L’alimentazione delle attività offshore, delle isole, delle zone costiere, di comparti come l’acquacoltura e la desalinizzazione e di un po’ tutta quella che viene definita l’economia blu sono applicazioni naturali per l’energia marina, in congiunzione anche con fotovoltaico, eolico ed accumulo, come scritto in questo articolo.

Oltre ad avere un impatto visivo nullo o comunque molto ridotto su territori spesso piccoli, frastagliati e delicati come le isole, secondo Hecke, la generazione marina può svolgere un ruolo anche nel bilanciamento delle reti elettriche locali e nazionali.

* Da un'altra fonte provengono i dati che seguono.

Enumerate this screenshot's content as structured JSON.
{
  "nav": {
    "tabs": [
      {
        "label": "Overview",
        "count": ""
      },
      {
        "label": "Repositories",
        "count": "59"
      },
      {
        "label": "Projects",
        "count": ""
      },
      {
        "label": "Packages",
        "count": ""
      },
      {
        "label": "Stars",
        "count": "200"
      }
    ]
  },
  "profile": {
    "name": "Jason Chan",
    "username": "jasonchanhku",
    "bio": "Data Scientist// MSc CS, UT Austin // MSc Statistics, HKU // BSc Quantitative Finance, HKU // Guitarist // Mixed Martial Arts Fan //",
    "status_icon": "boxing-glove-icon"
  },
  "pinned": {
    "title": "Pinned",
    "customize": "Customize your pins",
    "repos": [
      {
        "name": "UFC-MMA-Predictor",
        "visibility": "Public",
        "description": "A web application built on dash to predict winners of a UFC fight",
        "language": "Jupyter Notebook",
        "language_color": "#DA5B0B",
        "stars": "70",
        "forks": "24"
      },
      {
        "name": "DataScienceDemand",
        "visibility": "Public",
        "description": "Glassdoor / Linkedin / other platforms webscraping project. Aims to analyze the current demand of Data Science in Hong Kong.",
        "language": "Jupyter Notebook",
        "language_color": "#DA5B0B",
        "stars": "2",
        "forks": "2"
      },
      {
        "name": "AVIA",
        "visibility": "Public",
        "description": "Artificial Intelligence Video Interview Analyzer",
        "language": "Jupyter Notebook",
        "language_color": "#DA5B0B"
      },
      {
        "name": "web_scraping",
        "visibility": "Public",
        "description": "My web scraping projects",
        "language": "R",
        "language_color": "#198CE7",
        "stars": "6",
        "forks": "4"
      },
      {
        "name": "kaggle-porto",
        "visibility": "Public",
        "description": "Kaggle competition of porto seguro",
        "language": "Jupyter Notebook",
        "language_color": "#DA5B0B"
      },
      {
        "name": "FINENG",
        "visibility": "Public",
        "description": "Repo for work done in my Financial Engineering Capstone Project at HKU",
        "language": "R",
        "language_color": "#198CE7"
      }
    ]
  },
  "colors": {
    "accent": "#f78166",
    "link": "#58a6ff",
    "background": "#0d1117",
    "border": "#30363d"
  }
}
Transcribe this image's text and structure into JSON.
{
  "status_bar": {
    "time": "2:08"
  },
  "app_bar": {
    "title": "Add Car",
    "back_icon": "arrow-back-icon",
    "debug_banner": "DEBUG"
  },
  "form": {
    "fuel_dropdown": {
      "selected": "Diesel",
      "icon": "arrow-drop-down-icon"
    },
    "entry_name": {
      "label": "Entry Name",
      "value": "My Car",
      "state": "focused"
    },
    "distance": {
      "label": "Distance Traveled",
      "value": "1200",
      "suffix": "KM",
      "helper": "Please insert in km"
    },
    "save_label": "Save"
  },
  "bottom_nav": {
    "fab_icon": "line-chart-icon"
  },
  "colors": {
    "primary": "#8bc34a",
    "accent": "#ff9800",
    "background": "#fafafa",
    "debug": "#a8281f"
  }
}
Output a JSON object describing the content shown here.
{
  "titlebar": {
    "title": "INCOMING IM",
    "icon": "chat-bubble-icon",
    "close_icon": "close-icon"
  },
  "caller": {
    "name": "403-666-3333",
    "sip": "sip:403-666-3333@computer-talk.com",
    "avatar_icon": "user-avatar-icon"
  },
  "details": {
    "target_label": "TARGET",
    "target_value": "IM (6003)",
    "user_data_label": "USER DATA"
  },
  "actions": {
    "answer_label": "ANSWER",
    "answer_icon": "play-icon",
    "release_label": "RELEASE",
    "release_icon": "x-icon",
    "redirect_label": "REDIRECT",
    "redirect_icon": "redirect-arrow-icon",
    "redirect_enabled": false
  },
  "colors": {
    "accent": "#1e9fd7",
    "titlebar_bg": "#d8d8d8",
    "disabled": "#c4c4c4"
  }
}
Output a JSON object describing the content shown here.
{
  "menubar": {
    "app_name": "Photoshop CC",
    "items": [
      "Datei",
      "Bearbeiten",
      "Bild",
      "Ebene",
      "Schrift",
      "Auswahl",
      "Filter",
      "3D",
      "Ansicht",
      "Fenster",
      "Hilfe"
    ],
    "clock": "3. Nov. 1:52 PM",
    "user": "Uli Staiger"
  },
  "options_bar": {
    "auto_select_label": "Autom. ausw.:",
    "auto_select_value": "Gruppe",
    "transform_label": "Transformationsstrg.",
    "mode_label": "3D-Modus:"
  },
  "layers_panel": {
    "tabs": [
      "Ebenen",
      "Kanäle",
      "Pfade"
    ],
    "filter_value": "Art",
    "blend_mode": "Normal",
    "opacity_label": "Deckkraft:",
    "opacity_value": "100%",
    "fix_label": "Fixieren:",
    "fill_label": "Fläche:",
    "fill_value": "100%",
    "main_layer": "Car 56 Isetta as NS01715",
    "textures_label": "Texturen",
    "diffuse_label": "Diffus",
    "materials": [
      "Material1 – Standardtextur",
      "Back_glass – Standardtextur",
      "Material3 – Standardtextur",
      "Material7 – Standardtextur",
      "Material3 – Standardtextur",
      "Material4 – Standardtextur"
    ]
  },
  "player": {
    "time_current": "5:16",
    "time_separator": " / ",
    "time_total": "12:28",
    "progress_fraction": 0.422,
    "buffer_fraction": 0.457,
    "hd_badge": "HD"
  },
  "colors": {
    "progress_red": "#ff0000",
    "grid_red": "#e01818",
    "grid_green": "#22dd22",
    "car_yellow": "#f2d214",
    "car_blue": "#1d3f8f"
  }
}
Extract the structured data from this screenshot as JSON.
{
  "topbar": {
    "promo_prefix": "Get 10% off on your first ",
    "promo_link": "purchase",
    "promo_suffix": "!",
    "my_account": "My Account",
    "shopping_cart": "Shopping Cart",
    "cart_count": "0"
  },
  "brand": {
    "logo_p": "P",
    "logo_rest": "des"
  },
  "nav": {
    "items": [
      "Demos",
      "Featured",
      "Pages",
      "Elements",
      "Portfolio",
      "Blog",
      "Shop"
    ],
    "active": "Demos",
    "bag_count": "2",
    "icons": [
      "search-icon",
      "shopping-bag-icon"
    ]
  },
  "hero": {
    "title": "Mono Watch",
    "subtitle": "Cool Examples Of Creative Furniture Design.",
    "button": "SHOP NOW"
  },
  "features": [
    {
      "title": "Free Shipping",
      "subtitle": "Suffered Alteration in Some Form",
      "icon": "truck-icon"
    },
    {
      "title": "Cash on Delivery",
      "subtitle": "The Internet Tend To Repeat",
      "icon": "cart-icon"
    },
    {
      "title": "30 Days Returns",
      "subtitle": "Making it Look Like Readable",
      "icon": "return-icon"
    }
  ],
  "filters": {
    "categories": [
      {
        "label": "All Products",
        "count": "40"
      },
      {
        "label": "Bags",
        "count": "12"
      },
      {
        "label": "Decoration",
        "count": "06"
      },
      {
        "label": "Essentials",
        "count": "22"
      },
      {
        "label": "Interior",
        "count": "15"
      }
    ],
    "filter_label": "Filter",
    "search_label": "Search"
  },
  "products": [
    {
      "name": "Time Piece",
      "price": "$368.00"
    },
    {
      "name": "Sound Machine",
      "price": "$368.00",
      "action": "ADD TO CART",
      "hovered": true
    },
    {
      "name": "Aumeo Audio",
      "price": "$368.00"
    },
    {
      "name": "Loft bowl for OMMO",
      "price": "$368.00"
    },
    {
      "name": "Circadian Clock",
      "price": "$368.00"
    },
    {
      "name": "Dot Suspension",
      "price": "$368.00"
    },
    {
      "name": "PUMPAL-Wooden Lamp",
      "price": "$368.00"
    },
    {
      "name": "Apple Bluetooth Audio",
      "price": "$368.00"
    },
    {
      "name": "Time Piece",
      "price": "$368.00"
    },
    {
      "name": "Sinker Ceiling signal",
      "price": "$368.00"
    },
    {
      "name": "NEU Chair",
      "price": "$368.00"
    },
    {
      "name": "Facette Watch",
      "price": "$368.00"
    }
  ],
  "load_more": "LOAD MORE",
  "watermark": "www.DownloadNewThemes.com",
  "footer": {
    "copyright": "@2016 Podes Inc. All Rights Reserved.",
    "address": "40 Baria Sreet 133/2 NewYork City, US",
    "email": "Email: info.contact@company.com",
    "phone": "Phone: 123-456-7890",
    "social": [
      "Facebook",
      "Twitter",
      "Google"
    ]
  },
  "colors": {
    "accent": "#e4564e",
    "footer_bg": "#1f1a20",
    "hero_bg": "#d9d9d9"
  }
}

Le energie marine, oltre a poter dare un contributo essenziale per il raggiungimento degli obiettivi europei sul taglio delle emissioni nocive e a soddisfare il 10% dei consumi elettrici europei, con un obiettivo di 100 GW installati al 2050, possono svolgere un ruolo ancora più importante dal punto di vista strategico ed economico, si è detto nel webinar.

L’Europa, infatti, è leader mondiale nelle tecnologie energetiche oceaniche: detiene il 66% del brevetti sull’energia mareomotrice e il 44% di quelli per il moto ondoso, con la maggior parte dei progetti in tutto il mondo che utilizza tecnologie europee.

Si tratta di una posizione che il nostro continente non ha in altri settori energetici e che la pone in vantaggio rispetto ad altre regioni del mondo, sia per lo sfruttamento di un settore da 53 miliardi di euro all’anno che per il raggiungimento di una maggiore autonomia energetica.

Quello di cui il settore ha bisogno adesso sono una valutazione e pianificazione attenta delle risorse, accompagnate da nuovi modelli di business, regolamentazioni abilitanti e sostegni finanziari, ha concluso Hecke.